The rain of so many centuries has made the sandy soil in the most venerable areas of the reserve acidic, creating rare and specially protected zones of dune heathland. The younger dunes, closer to the sea, are home to a great variety of wildflowers, birds and 748 species (and counting) of butterflies and moths.
Left to themselves, sand dunes are the most dynamic of land systems, remaking their hills and valleys eternally like slow motion seas. Adjacent shorelines expand and contract as they alternatively erode and accumulate sandy material.
Nature is no respecter of noble rank, and the insolent mobility of sand dunes evidently proved vexing to the marquises of Downshire, one of whom built a substantial mansion on the peninsula in the 19th century. To their dismay, they found that the sea might come perilously close to their summer residence in one decade, while it could be in danger of being entombed by the dunes in the next.
So they did what people faced with similar problems have often done all over the world in recent centuries, usually creating new problems as a result. They planted exotic vegetation – sea buckthorn in this case – to “stabilise” the dunes. Very rapidly, the buckthorn came to dominate much of the landscape, excluding most native plants and animals wherever it spread (though providing some habitat for birds).
Buckthorn removal is a challenging but necessary conservation measure, and it has advanced significantly since Nairn first worked at Murlough in the 1970s, restoring considerable areas to something approaching their former condition.

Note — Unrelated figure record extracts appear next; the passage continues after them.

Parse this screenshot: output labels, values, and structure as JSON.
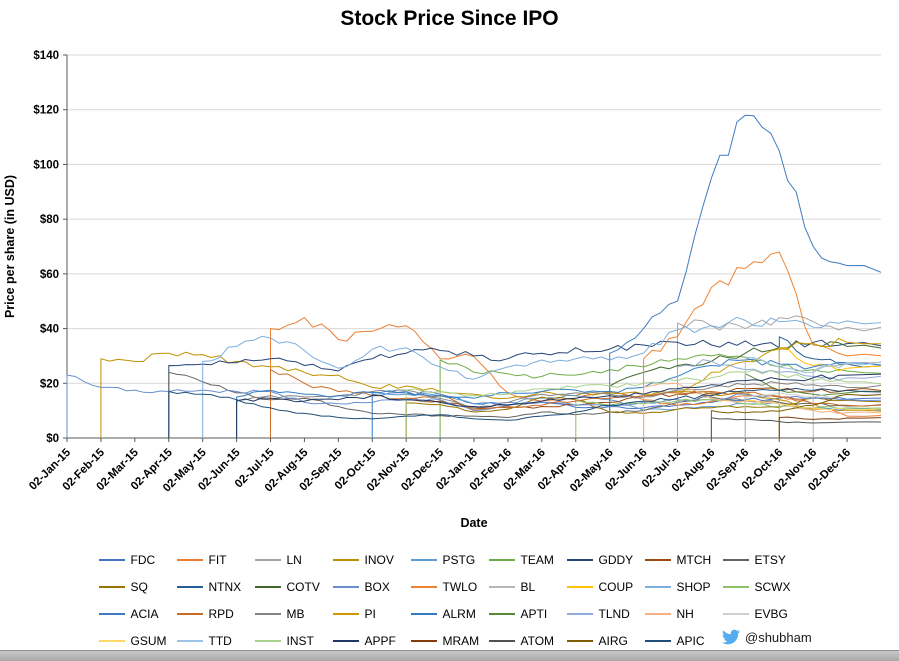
{
  "chart_data": {
    "type": "line",
    "title": "Stock Price Since IPO",
    "xlabel": "Date",
    "ylabel": "Price per share (in USD)",
    "ylim": [
      0,
      140
    ],
    "yticks": [
      0,
      20,
      40,
      60,
      80,
      100,
      120,
      140
    ],
    "ytick_labels": [
      "$0",
      "$20",
      "$40",
      "$60",
      "$80",
      "$100",
      "$120",
      "$140"
    ],
    "x_labels": [
      "02-Jan-15",
      "02-Feb-15",
      "02-Mar-15",
      "02-Apr-15",
      "02-May-15",
      "02-Jun-15",
      "02-Jul-15",
      "02-Aug-15",
      "02-Sep-15",
      "02-Oct-15",
      "02-Nov-15",
      "02-Dec-15",
      "02-Jan-16",
      "02-Feb-16",
      "02-Mar-16",
      "02-Apr-16",
      "02-May-16",
      "02-Jun-16",
      "02-Jul-16",
      "02-Aug-16",
      "02-Sep-16",
      "02-Oct-16",
      "02-Nov-16",
      "02-Dec-16"
    ],
    "grid": true,
    "legend_position": "bottom",
    "gridline_color": "#d9d9d9",
    "axis_color": "#595959",
    "series": [
      {
        "name": "FDC",
        "color": "#4472C4",
        "values": [
          null,
          null,
          null,
          null,
          null,
          null,
          null,
          null,
          null,
          16,
          16.5,
          16,
          12.5,
          12.2,
          13,
          11.2,
          11.5,
          11,
          12,
          13,
          14,
          14.5,
          15,
          14.2
        ]
      },
      {
        "name": "FIT",
        "color": "#ED7D31",
        "values": [
          null,
          null,
          null,
          null,
          null,
          null,
          40,
          44,
          36,
          39,
          41,
          29,
          29.7,
          16.5,
          13.5,
          14.5,
          17,
          14,
          12,
          13.5,
          15.5,
          15.3,
          12.5,
          8
        ]
      },
      {
        "name": "LN",
        "color": "#A5A5A5",
        "values": [
          null,
          null,
          null,
          null,
          null,
          null,
          null,
          null,
          null,
          null,
          null,
          null,
          null,
          null,
          null,
          null,
          null,
          null,
          42,
          41,
          40,
          44,
          42.5,
          40.5
        ]
      },
      {
        "name": "INOV",
        "color": "#BF9000",
        "values": [
          null,
          29,
          28,
          31,
          30.5,
          28,
          26,
          24,
          23,
          18.5,
          19,
          17,
          16,
          14.5,
          17,
          15.5,
          16.5,
          16,
          17,
          16,
          16.5,
          14,
          10.5,
          10.2
        ]
      },
      {
        "name": "PSTG",
        "color": "#5B9BD5",
        "values": [
          null,
          null,
          null,
          null,
          null,
          null,
          null,
          null,
          null,
          16.8,
          16,
          15.5,
          12.5,
          13,
          14.5,
          15.5,
          14,
          10.2,
          10.5,
          11.5,
          12.5,
          13,
          11,
          10.5
        ]
      },
      {
        "name": "TEAM",
        "color": "#70AD47",
        "values": [
          null,
          null,
          null,
          null,
          null,
          null,
          null,
          null,
          null,
          null,
          null,
          28.5,
          24,
          23.5,
          22.5,
          23,
          25,
          26,
          29,
          30,
          29.5,
          26,
          25,
          24.5
        ]
      },
      {
        "name": "GDDY",
        "color": "#264478",
        "values": [
          null,
          null,
          null,
          26.5,
          27,
          27.5,
          29,
          26.5,
          24.5,
          29,
          31,
          32,
          30,
          29,
          31,
          33,
          32.5,
          34,
          35,
          34,
          35.5,
          33,
          35,
          34.5
        ]
      },
      {
        "name": "MTCH",
        "color": "#9E480E",
        "values": [
          null,
          null,
          null,
          null,
          null,
          null,
          null,
          null,
          null,
          null,
          14,
          13.5,
          11,
          11,
          11.5,
          12,
          13,
          15.5,
          16,
          16.5,
          18,
          17.5,
          17,
          17.5
        ]
      },
      {
        "name": "ETSY",
        "color": "#636363",
        "values": [
          null,
          null,
          null,
          24,
          20.5,
          16.5,
          14,
          14.5,
          11.5,
          9,
          8.5,
          8.2,
          8,
          7.5,
          9.5,
          8.5,
          9.5,
          10,
          13,
          15,
          13.5,
          13,
          12.5,
          11.7
        ]
      },
      {
        "name": "SQ",
        "color": "#997300",
        "values": [
          null,
          null,
          null,
          null,
          null,
          null,
          null,
          null,
          null,
          null,
          12.8,
          12.2,
          9.5,
          10.5,
          15,
          14,
          9.5,
          9,
          10.5,
          11,
          11.5,
          11.2,
          14.5,
          13.8
        ]
      },
      {
        "name": "NTNX",
        "color": "#255E91",
        "values": [
          null,
          null,
          null,
          null,
          null,
          null,
          null,
          null,
          null,
          null,
          null,
          null,
          null,
          null,
          null,
          null,
          null,
          null,
          null,
          null,
          null,
          37,
          29,
          27
        ]
      },
      {
        "name": "COTV",
        "color": "#43682B",
        "values": [
          null,
          null,
          null,
          null,
          null,
          null,
          null,
          null,
          null,
          null,
          null,
          null,
          null,
          null,
          null,
          null,
          19,
          24,
          26.5,
          28,
          31,
          33,
          34.5,
          33.5
        ]
      },
      {
        "name": "BOX",
        "color": "#698ED0",
        "values": [
          23,
          18.5,
          17.5,
          17,
          17.5,
          17,
          17,
          13,
          12.5,
          13,
          14,
          14,
          10,
          12,
          13,
          12,
          11.5,
          13,
          14,
          14,
          16,
          15,
          14.5,
          14
        ]
      },
      {
        "name": "TWLO",
        "color": "#EE8433",
        "values": [
          null,
          null,
          null,
          null,
          null,
          null,
          null,
          null,
          null,
          null,
          null,
          null,
          null,
          null,
          null,
          null,
          null,
          29,
          37,
          55,
          62,
          68,
          34,
          30
        ]
      },
      {
        "name": "BL",
        "color": "#B7B7B7",
        "values": [
          null,
          null,
          null,
          null,
          null,
          null,
          null,
          null,
          null,
          null,
          null,
          null,
          null,
          null,
          null,
          null,
          null,
          null,
          null,
          null,
          null,
          null,
          24.5,
          27
        ]
      },
      {
        "name": "COUP",
        "color": "#FFC000",
        "values": [
          null,
          null,
          null,
          null,
          null,
          null,
          null,
          null,
          null,
          null,
          null,
          null,
          null,
          null,
          null,
          null,
          null,
          null,
          null,
          null,
          null,
          33,
          26.5,
          25.5
        ]
      },
      {
        "name": "SHOP",
        "color": "#7CAFDD",
        "values": [
          null,
          null,
          null,
          null,
          28,
          33.5,
          36.5,
          32,
          25.5,
          32.5,
          33,
          26,
          21.5,
          26,
          28.5,
          29,
          28.5,
          31,
          39.5,
          41,
          43,
          42.5,
          40.5,
          42.8
        ]
      },
      {
        "name": "SCWX",
        "color": "#8CC168",
        "values": [
          null,
          null,
          null,
          null,
          null,
          null,
          null,
          null,
          null,
          null,
          null,
          null,
          null,
          null,
          null,
          13.9,
          12,
          12.5,
          13.5,
          14,
          12.5,
          11.5,
          11,
          11
        ]
      },
      {
        "name": "ACIA",
        "color": "#3F7BC0",
        "values": [
          null,
          null,
          null,
          null,
          null,
          null,
          null,
          null,
          null,
          null,
          null,
          null,
          null,
          null,
          null,
          null,
          31,
          40,
          50,
          95,
          118,
          105,
          70,
          63
        ]
      },
      {
        "name": "RPD",
        "color": "#CA6C27",
        "values": [
          null,
          null,
          null,
          null,
          null,
          null,
          25,
          20,
          17,
          15.5,
          14.5,
          15.5,
          10.5,
          11.5,
          12,
          13.5,
          14.5,
          15.5,
          16.5,
          17,
          16.5,
          15,
          12.5,
          12
        ]
      },
      {
        "name": "MB",
        "color": "#848484",
        "values": [
          null,
          null,
          null,
          null,
          null,
          13.8,
          15.5,
          15,
          15.5,
          17,
          17.5,
          14.5,
          11,
          13,
          16,
          16.5,
          16,
          15,
          17.5,
          18.5,
          19.5,
          20,
          19.5,
          18.5
        ]
      },
      {
        "name": "PI",
        "color": "#CC9A00",
        "values": [
          null,
          null,
          null,
          null,
          null,
          null,
          null,
          null,
          null,
          null,
          null,
          null,
          null,
          null,
          null,
          null,
          null,
          null,
          16,
          24,
          28,
          32.5,
          34.5,
          35
        ]
      },
      {
        "name": "ALRM",
        "color": "#327DC2",
        "values": [
          null,
          null,
          null,
          null,
          null,
          15,
          17.5,
          16,
          15.5,
          16.5,
          17,
          15.5,
          14.5,
          16.5,
          17,
          17.5,
          17,
          18.5,
          22.5,
          26.5,
          28.5,
          27,
          26,
          27.5
        ]
      },
      {
        "name": "APTI",
        "color": "#5A8A39",
        "values": [
          null,
          null,
          null,
          null,
          null,
          null,
          null,
          null,
          null,
          null,
          null,
          null,
          null,
          null,
          null,
          null,
          null,
          null,
          null,
          null,
          23.5,
          17.5,
          16,
          16.5
        ]
      },
      {
        "name": "TLND",
        "color": "#8FAADC",
        "values": [
          null,
          null,
          null,
          null,
          null,
          null,
          null,
          null,
          null,
          null,
          null,
          null,
          null,
          null,
          null,
          null,
          null,
          null,
          26,
          28,
          25,
          24,
          22.5,
          22
        ]
      },
      {
        "name": "NH",
        "color": "#F4B183",
        "values": [
          null,
          null,
          null,
          null,
          null,
          null,
          null,
          null,
          null,
          null,
          null,
          null,
          null,
          null,
          null,
          null,
          null,
          18.6,
          20,
          14.5,
          13.5,
          12.5,
          10,
          9.2
        ]
      },
      {
        "name": "EVBG",
        "color": "#CFCFCF",
        "values": [
          null,
          null,
          null,
          null,
          null,
          null,
          null,
          null,
          null,
          null,
          null,
          null,
          null,
          null,
          null,
          null,
          null,
          null,
          null,
          null,
          14.8,
          16.5,
          15,
          15.8
        ]
      },
      {
        "name": "GSUM",
        "color": "#FFD966",
        "values": [
          null,
          null,
          null,
          null,
          null,
          null,
          null,
          null,
          null,
          null,
          null,
          null,
          null,
          null,
          null,
          null,
          null,
          null,
          null,
          null,
          13.8,
          12.5,
          11,
          10.5
        ]
      },
      {
        "name": "TTD",
        "color": "#9DC3E6",
        "values": [
          null,
          null,
          null,
          null,
          null,
          null,
          null,
          null,
          null,
          null,
          null,
          null,
          null,
          null,
          null,
          null,
          null,
          null,
          null,
          null,
          29.5,
          26,
          24,
          27.5
        ]
      },
      {
        "name": "INST",
        "color": "#A9D18E",
        "values": [
          null,
          null,
          null,
          null,
          null,
          null,
          null,
          null,
          null,
          null,
          17.5,
          17,
          15.5,
          16,
          18,
          18.5,
          19,
          20,
          21,
          22,
          24,
          23.5,
          21,
          20.5
        ]
      },
      {
        "name": "APPF",
        "color": "#203864",
        "values": [
          null,
          null,
          null,
          null,
          null,
          13.5,
          14.5,
          13.5,
          14,
          15.5,
          14,
          13,
          11.5,
          12,
          13.5,
          14.5,
          15.5,
          16,
          18,
          19.5,
          21,
          21.5,
          22,
          23
        ]
      },
      {
        "name": "MRAM",
        "color": "#843C0C",
        "values": [
          null,
          null,
          null,
          null,
          null,
          null,
          null,
          null,
          null,
          null,
          null,
          null,
          null,
          null,
          null,
          null,
          null,
          null,
          null,
          null,
          null,
          7.5,
          6.8,
          7.3
        ]
      },
      {
        "name": "ATOM",
        "color": "#525252",
        "values": [
          null,
          null,
          null,
          null,
          null,
          null,
          null,
          null,
          null,
          null,
          null,
          null,
          null,
          null,
          null,
          null,
          null,
          null,
          null,
          7.4,
          6.8,
          6,
          5.5,
          5.8
        ]
      },
      {
        "name": "AIRG",
        "color": "#7F6000",
        "values": [
          null,
          null,
          null,
          null,
          null,
          null,
          null,
          null,
          null,
          null,
          null,
          null,
          null,
          null,
          null,
          null,
          null,
          null,
          null,
          10,
          9.2,
          9.8,
          12,
          16
        ]
      },
      {
        "name": "APIC",
        "color": "#1F4E79",
        "values": [
          null,
          null,
          null,
          17,
          16,
          14,
          11,
          9,
          7.5,
          7,
          8,
          8.5,
          7,
          6.5,
          8,
          9.5,
          12,
          13.5,
          14.5,
          15.5,
          17.3,
          17.4,
          17.4,
          17.4
        ]
      }
    ]
  },
  "footer": {
    "twitter_handle": "@shubham",
    "twitter_color": "#55ACEE"
  }
}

The most dramatic changes we saw, however, were at the point where the dunes drop down to the beach. Storms four years ago had blown out a small mountain of sand, allowing tides to reach inside the dunes, creating periodic salt water pools in the new hollow. But you would not easily know that today, because wind and sea have already driven enough sand back into the opening to build a new embryonic dune barrier more than a metre high.

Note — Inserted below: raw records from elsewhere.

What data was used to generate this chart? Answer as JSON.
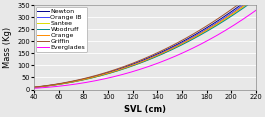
{
  "title": "",
  "xlabel": "SVL (cm)",
  "ylabel": "Mass (Kg)",
  "xlim": [
    40,
    220
  ],
  "ylim": [
    0,
    350
  ],
  "xticks": [
    40,
    60,
    80,
    100,
    120,
    140,
    160,
    180,
    200,
    220
  ],
  "yticks": [
    0,
    50,
    100,
    150,
    200,
    250,
    300,
    350
  ],
  "series": [
    {
      "label": "Newton",
      "color": "#00008B",
      "a": 0.0028,
      "b": 2.2
    },
    {
      "label": "Orange IB",
      "color": "#4444FF",
      "a": 0.0026,
      "b": 2.21
    },
    {
      "label": "Santee",
      "color": "#DDDD00",
      "a": 0.0024,
      "b": 2.22
    },
    {
      "label": "Woodruff",
      "color": "#008B8B",
      "a": 0.0025,
      "b": 2.21
    },
    {
      "label": "Orange",
      "color": "#FF8C00",
      "a": 0.0027,
      "b": 2.2
    },
    {
      "label": "Griffin",
      "color": "#A0522D",
      "a": 0.0032,
      "b": 2.18
    },
    {
      "label": "Everglades",
      "color": "#FF00FF",
      "a": 0.0006,
      "b": 2.45
    }
  ],
  "background_color": "#E8E8E8",
  "legend_fontsize": 4.5,
  "axis_fontsize": 6.0,
  "tick_fontsize": 4.8,
  "grid_color": "#FFFFFF",
  "linewidth": 0.7
}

Dynamic changes like these occur most visibly in dune systems, but every tide also offers fresh surprises on rocky shores and shingle beaches. Nairn recommended a little field guide, Ireland’s Seashore, by Lucy Taylor and Emma Nickelsen, to help you understand the strange things that the sea may have placed on your path.

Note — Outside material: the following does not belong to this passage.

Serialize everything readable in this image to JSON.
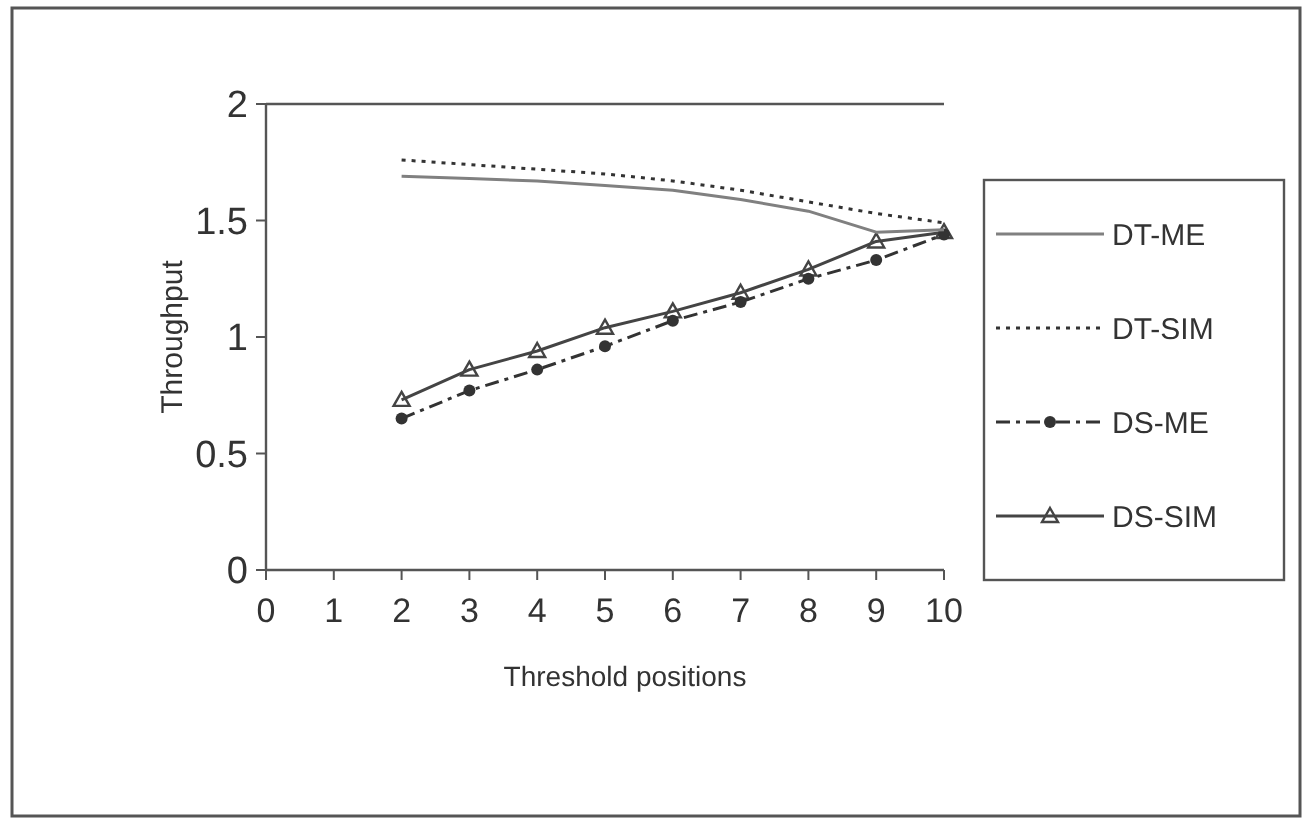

And he also recommended that the best way for an adult to appreciate the detail of any type beach landscape is to always go accompanied by children. A few days later, by complete coincidence, the excursion to Mosney proved his point.
BEAUTIFUL BEACHES: FOUR FAVOURITE WALKS CHOSEN BY RICHARD NAIRN
Portnoo-Naran, Co Donegal (map reference for starting point: G713991): “At low tide, you can walk out to the island of Inishkeel with its early Christian church and graveyard. On the northern side of the island there are extensive rock pools at low tide, but be sure to cross back to the mainland within an hour before the tide cuts you off.”
Streedagh, Co Sligo (G636507): “Six kilometres’ walk along the beach near Grange and back behind the sand dunes looking across the inlet to the dramatic Benbulbin Mountain. Abundant fossil-bearing limestone rocks at the top of the beach. Popular with surfers because of the Atlantic rollers.”
Coral Strand, Co Galway (L630456): “At Ballyconneely, part of a complex around Mannin Bay. The “coral” that replaces sand on the beach is made of fragments of an alga called Mearl that lives offshore in the shallow waters. It traps calcium in seawater and builds hard structures that become broken up in winter storms. As you walk west towards Slyne Head, enjoy the flower-rich grasslands of the sandy machair.”
The Murrough, Co Wicklow (O317038): “This 11km shingle beach stretches from Wicklow Town to Greystones. Highlights include the rich strandline flora north of the old Newcastle railway house. The little tern colony at Kilcoole is protected by BirdWatch Ireland wardens in summer, who will give information on other birds and wildlife to see here. Watch out for otters in the lagoons inland of the railway.”